If you don’t want to be around these types of people but you have to, figure out a way to add a tariff to your self-worth. If they make you feel bad when you’re with them, but you’re kind of stuck with them, I think it’s perfectly acceptable to create an invoice of some kind. And at the end of the year send them a W2 for being in your business so much.
To avoid misunderstandings, we should put body cams on people. Not just police, I’m talking civilians. Teacher body cams would show how your kids behave at school. They’re probably sweet and respectful but sass you up, down, left and right when they’re at home. Or they could be mean little snots to other kids, maybe even bullies, and your jaw will drop when you see their true out-of-the-house colors.
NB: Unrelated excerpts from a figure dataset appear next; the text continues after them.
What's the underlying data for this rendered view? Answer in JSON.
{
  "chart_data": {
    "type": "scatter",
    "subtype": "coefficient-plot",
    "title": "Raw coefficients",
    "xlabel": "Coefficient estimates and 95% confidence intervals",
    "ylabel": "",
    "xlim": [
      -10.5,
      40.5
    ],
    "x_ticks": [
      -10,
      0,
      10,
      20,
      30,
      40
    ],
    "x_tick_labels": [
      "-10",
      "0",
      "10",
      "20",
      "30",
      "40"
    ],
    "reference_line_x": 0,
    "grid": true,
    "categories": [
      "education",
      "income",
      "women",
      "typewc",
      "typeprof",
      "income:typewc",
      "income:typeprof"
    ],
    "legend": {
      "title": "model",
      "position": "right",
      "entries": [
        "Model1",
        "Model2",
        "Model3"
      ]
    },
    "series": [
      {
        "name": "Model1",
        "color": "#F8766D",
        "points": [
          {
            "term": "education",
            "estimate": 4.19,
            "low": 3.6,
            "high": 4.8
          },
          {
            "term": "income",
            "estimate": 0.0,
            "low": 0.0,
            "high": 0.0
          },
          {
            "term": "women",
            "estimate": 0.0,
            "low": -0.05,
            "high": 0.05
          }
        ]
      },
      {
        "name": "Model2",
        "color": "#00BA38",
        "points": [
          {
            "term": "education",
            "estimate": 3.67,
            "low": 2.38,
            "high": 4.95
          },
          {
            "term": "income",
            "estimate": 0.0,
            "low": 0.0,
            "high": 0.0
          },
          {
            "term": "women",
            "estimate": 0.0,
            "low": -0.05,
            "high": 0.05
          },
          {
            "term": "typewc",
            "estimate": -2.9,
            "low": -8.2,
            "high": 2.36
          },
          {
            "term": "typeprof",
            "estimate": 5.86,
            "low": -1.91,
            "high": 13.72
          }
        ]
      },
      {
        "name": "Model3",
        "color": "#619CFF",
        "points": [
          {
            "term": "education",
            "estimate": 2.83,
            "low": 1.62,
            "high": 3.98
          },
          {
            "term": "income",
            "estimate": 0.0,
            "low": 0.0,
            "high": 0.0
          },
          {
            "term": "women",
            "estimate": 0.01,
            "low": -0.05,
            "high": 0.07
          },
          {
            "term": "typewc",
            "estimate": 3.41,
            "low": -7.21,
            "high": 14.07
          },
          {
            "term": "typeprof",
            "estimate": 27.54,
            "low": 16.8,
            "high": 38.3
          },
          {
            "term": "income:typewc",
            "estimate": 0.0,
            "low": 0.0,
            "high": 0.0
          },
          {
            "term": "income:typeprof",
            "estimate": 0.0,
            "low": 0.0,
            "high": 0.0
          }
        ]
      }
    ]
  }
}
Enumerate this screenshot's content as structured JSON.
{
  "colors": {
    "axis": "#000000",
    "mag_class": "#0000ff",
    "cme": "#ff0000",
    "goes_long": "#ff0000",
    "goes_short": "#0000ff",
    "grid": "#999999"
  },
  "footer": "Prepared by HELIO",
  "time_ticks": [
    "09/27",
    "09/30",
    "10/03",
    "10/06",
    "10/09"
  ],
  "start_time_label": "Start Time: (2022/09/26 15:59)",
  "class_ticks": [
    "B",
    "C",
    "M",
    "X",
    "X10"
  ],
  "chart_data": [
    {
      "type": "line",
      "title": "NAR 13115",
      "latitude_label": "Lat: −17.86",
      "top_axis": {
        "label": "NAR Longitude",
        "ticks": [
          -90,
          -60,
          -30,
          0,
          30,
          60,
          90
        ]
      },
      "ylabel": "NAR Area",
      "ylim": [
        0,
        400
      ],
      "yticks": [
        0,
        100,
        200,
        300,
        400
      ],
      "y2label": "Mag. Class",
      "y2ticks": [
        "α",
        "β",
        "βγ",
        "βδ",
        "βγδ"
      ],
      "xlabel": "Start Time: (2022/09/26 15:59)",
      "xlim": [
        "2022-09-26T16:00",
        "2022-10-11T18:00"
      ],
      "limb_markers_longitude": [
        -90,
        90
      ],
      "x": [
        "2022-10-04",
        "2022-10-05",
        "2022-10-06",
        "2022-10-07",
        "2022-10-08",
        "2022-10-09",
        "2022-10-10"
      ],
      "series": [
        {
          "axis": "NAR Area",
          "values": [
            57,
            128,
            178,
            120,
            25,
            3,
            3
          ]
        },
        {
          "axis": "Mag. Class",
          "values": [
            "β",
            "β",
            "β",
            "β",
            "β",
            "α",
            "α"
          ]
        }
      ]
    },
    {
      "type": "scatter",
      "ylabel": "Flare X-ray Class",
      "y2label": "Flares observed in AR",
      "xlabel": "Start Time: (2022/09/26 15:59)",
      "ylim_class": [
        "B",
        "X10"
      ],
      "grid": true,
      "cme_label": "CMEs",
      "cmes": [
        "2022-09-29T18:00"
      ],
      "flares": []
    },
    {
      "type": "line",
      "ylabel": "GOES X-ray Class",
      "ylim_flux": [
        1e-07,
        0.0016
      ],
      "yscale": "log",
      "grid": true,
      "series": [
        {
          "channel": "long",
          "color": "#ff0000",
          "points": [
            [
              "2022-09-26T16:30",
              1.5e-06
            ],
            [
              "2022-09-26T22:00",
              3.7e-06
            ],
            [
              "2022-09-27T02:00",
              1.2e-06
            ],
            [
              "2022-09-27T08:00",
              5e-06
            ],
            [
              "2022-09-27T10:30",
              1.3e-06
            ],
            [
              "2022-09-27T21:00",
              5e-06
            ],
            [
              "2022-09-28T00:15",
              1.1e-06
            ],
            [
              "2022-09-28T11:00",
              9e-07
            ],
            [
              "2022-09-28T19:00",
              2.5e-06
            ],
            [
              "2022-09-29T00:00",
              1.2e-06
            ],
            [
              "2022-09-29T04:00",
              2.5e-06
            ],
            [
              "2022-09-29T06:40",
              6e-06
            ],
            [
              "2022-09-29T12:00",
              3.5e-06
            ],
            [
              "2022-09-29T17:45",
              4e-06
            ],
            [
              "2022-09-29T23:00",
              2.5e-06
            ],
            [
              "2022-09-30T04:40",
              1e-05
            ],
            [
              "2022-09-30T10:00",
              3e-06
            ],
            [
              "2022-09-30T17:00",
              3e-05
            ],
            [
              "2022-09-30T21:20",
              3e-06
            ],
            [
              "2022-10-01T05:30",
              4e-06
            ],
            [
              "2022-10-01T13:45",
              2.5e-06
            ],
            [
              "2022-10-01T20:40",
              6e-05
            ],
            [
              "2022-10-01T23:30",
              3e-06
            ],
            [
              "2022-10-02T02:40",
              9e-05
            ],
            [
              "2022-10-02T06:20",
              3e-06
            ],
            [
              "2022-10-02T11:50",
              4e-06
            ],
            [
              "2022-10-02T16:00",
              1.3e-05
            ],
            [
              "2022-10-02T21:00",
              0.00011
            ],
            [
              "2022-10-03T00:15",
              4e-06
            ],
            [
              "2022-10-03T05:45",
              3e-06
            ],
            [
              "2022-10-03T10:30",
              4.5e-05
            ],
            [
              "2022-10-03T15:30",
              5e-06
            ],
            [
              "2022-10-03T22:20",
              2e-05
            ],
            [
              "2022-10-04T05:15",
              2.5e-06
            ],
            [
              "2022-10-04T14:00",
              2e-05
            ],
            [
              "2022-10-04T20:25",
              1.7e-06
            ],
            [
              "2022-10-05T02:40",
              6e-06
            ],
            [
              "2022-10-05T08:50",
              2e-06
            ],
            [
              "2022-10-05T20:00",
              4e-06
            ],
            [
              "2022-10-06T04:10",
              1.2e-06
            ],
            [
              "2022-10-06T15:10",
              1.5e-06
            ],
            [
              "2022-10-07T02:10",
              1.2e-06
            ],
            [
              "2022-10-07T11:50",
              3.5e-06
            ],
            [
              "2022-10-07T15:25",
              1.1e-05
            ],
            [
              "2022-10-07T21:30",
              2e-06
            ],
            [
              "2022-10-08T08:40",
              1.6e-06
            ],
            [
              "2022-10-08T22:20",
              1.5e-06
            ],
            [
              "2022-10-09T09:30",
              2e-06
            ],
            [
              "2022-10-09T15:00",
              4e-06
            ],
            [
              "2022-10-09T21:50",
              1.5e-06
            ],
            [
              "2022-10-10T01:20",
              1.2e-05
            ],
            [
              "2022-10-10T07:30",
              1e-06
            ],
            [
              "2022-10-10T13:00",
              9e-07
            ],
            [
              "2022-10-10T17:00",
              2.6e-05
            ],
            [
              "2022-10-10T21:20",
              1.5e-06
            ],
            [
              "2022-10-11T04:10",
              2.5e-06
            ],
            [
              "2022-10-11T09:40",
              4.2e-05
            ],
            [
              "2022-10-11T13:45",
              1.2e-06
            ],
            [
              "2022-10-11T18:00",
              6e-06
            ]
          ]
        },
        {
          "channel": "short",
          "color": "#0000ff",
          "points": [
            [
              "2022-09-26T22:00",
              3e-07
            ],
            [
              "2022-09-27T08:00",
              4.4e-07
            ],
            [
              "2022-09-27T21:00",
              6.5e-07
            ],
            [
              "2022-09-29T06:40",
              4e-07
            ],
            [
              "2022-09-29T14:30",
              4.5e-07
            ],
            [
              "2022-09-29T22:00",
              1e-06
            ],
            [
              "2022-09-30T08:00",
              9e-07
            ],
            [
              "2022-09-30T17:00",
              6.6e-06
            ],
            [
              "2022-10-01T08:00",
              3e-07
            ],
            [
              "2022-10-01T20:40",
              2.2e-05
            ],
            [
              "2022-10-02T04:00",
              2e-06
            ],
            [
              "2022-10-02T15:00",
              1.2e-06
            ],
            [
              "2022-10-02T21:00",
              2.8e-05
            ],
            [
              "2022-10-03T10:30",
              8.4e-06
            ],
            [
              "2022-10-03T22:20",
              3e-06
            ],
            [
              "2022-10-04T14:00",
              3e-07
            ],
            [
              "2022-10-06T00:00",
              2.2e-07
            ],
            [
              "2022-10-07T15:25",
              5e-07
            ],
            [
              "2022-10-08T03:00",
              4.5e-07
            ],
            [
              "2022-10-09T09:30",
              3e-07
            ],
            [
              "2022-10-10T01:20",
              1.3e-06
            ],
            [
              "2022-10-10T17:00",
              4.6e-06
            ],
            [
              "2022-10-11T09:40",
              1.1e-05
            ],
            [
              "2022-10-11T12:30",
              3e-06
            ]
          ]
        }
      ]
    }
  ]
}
If employers wore them, then kids could see how their parents act on the job. Is Daddy a professional, or a professional micro-manager? Is Mommy always overbearing, cutting her co-worker’s sandwiches or is she more laid back, letting them fend for themselves like big boys and girls? Mom and Dad might not walk the walk they want the kids to walk at home.
Back to my local nemesis. Perception is key. Maybe I’m the one not seeing things clearly. My experience of them being evil might have been a mix up on my part. Since they have so many nice people on their side, I’m likely the one whose perspective is off.
Actually, maybe not. I saw them being a stupid jerk-face with my own two eyes. Stories without an antagonist are boring anyway, so they can be mine.
For your own safety, please be sure to look both ways before crossing me.